014)屋上緑化には灌漑設備と排水を
屋上緑化は都市のヒートアイランド現象を抑え、CO2削減効果があると期待されている。地域によっては条例などで緑化面積を規定しているところもある。屋上緑化を積極的に活用・展開すると同時に、防水上のトラブルにも注意したい。
1.屋上緑化で防水を傷めない
屋上緑化によって防水を傷めてはならない。植栽時やメンテナンス時に防水を傷めないように、必ず防水の保護層(保護コンクリート)が必要である。さらに植物の根は水のあるところへ伸び、防水をも傷めることがある。これを防止するため、耐根層及び耐根保護層の敷設が必要である。
屋上緑化の土がパラペット(防水立上り部)に接すると漏水の原因になる。パラペットと植栽の縁石の間はメンテナンス用の空間を設け、防水立上りに水を近づけないようにする。
屋上の植栽
2.植栽の土壌深さと強風対策
植栽の高さによって育成最小土壌深さがある。

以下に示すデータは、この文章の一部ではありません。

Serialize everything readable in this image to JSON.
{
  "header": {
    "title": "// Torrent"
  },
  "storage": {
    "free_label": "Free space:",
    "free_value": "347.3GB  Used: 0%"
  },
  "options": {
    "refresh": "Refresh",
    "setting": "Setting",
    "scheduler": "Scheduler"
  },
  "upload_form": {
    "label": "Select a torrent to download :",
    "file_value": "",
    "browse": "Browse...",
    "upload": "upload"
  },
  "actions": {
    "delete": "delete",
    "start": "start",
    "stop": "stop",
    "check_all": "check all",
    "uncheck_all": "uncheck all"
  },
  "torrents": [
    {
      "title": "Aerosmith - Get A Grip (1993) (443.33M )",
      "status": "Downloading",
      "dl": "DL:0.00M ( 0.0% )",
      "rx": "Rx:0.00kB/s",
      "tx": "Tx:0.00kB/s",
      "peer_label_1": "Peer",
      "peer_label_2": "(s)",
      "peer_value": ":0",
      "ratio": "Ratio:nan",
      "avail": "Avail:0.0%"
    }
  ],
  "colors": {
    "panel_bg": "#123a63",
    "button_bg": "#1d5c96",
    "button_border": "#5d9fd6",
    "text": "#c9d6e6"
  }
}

屋上は風が強い。高木は支柱が必要である。高木でなくとも、根が張るまで支柱で保持していやると安定が早い。また、強風による樹木の枝折れ、飛散防止も検討する。
植栽の土壌深さ
3.潅水設備は必要不可欠
人による潅水が計画されているなら、近くに散水栓を設けるだけでよいが、そうでない場合は土の乾燥状況をセンサーが感知して、あるいはタイマーによって自動で潅水できるようにしたい。できれば雨水を溜めて、潅水に利用したい。
4.屋上緑化は排水・保水性と施肥などのメンテナンスが大事
屋上の植栽部の排水性を良くすることは重要である。屋上保護コンクリートから一段(3㎝程度)かさ上げして植栽部の排水勾配を設けると、排水性が良くなる。また、土は軽量で通気性が良く保水性も良いものを採用したい。
5.ルーフドレンの落葉対策
屋上庭園では、落葉や枯葉、砂や泥によってルーフドレンが詰まる可能性がある。清掃などのメンテナンスはもちろんであるが、ルーフドレンの手前に泥溜を設け、落葉よけストレーナー(SUS製メッシュ状の筒)などを設けることも必要である。